KENNAN (WKOW) -- Richard Baum’s farm used to be filled with a small herd of 25 registered dairy cows. Today he’s opened his farm to dryland sled dog competitions.
“It’s a family thing,” said Baum. “You know, you’ll see people here, I mean everybody in the family is doing part of the race!”
The Baum family got involved with sled dog racing because of their daughter’s interest in animals. When the neighbor’s Husky had puppies, they adopted one. From that point on, their passion grew!
“That’s one thing nice with the farming,” said Baum, “it really fit in because we have the area to work with them. You can make trails, and you can do training all year-round.”
He says there are many parallels with dairy farming and dog sled racing.
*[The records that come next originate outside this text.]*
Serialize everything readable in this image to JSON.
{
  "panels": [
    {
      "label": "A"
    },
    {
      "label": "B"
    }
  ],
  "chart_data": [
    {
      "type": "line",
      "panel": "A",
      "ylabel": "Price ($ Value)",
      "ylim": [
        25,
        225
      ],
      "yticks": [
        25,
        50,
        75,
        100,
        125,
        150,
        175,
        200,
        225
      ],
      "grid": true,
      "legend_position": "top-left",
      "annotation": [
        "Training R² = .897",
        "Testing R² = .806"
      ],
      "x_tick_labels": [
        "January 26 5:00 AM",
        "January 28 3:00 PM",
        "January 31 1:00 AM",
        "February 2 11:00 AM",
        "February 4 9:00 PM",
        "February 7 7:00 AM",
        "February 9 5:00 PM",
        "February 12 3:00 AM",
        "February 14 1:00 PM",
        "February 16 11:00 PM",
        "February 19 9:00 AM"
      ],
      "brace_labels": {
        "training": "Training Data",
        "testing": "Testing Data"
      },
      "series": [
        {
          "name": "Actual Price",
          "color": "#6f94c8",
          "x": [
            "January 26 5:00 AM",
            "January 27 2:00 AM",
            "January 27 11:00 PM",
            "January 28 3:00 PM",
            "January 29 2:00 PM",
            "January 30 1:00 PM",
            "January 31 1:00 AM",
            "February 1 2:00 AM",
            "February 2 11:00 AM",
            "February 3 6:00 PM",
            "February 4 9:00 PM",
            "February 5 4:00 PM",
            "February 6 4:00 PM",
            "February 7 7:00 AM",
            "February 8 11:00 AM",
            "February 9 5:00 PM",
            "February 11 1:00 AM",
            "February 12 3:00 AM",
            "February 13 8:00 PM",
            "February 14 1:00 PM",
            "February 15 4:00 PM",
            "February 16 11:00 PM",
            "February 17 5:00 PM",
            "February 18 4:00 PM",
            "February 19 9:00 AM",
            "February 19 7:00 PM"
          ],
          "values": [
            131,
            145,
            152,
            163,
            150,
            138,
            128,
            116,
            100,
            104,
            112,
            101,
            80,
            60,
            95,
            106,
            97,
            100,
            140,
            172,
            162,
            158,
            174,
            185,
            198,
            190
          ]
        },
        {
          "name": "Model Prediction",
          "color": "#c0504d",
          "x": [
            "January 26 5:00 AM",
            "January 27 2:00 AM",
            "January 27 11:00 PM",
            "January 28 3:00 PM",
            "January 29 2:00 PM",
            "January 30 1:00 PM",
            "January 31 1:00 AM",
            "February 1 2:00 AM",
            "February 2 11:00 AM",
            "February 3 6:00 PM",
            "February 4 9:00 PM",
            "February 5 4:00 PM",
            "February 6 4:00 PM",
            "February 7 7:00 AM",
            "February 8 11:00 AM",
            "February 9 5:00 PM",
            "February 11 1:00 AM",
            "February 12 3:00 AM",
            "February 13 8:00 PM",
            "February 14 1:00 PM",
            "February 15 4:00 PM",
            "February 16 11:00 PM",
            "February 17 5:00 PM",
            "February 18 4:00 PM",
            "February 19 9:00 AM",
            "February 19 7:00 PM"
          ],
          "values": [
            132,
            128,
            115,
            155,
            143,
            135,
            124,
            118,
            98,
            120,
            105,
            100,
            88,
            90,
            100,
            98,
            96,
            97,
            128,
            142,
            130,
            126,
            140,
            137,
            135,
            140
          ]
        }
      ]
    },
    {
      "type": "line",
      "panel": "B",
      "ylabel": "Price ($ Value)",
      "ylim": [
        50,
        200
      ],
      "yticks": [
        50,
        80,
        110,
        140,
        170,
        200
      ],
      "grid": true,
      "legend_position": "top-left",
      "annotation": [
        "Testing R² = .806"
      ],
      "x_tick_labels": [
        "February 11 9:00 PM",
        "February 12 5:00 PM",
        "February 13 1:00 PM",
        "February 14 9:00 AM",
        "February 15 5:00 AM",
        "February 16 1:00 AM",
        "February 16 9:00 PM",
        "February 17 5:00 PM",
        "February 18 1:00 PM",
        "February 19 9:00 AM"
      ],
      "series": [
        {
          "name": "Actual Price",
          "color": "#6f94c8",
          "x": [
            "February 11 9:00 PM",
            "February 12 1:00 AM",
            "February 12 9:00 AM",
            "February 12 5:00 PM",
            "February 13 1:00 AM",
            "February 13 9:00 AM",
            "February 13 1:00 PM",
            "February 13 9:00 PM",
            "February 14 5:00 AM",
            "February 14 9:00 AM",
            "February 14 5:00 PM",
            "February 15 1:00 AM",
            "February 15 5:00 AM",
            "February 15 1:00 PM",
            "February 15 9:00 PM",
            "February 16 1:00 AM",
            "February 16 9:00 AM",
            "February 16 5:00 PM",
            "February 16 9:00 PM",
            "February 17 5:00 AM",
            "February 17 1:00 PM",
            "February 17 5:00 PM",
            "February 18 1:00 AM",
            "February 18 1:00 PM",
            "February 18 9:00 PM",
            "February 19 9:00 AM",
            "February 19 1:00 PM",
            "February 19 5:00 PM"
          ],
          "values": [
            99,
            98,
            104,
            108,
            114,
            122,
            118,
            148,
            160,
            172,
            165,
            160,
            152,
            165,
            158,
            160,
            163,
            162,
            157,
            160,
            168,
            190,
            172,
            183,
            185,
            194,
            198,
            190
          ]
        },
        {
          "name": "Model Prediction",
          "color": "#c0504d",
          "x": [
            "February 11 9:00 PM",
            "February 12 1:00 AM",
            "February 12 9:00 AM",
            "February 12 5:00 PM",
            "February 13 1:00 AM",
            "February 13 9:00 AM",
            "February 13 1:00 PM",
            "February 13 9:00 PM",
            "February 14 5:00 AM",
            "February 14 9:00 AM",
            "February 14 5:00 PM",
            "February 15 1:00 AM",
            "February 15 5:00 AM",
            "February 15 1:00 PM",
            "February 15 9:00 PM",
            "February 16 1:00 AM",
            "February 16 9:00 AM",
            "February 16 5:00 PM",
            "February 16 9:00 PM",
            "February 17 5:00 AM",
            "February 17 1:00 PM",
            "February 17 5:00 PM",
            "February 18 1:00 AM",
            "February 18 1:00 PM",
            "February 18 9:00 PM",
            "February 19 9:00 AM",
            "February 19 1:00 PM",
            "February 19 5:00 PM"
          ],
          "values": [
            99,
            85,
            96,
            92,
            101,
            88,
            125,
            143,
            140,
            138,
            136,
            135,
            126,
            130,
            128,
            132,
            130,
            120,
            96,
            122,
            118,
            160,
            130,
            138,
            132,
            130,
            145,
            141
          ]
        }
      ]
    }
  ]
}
“The feeding, the cleaning up, and the daily care of them,” said Baum. “You know it’s the same as the cows..”
Jan Bootz-Dittmar, who operates a dairy farm with her husband, has been racing for years and says it’s become a real passion for her!
“All I ever wanted was four dogs,” said Bootz-Dittmar, “that’s all I ever wanted, and now I have 24, so…!”
She also see’s several parallels with dog racing and dairy farming.
“It’s not a hobby any more, now it’s just a way of life,” said Bootz-Dittmar, “because you have to be out there taking care of them morning, noon, and night.”
Jan also says it’s not only the love of animals and the adrenaline rush, but something else which keeps her racing!
“We are very competitive people,” said Bootz-Dittmar, “but if there’s ever any problems, we can count on each other to help.”
While farming may still be part of Jan’s life, the Baum’s are happy that their farm is still a place for animals and people to work together!
Dryland sled dog racing was seen as a training run for sled dogs prior to the arrival of snow. As popularity increased, these races have now become International Sled Dog Racing Association sanctioned competitions for medals in events staged around the United States.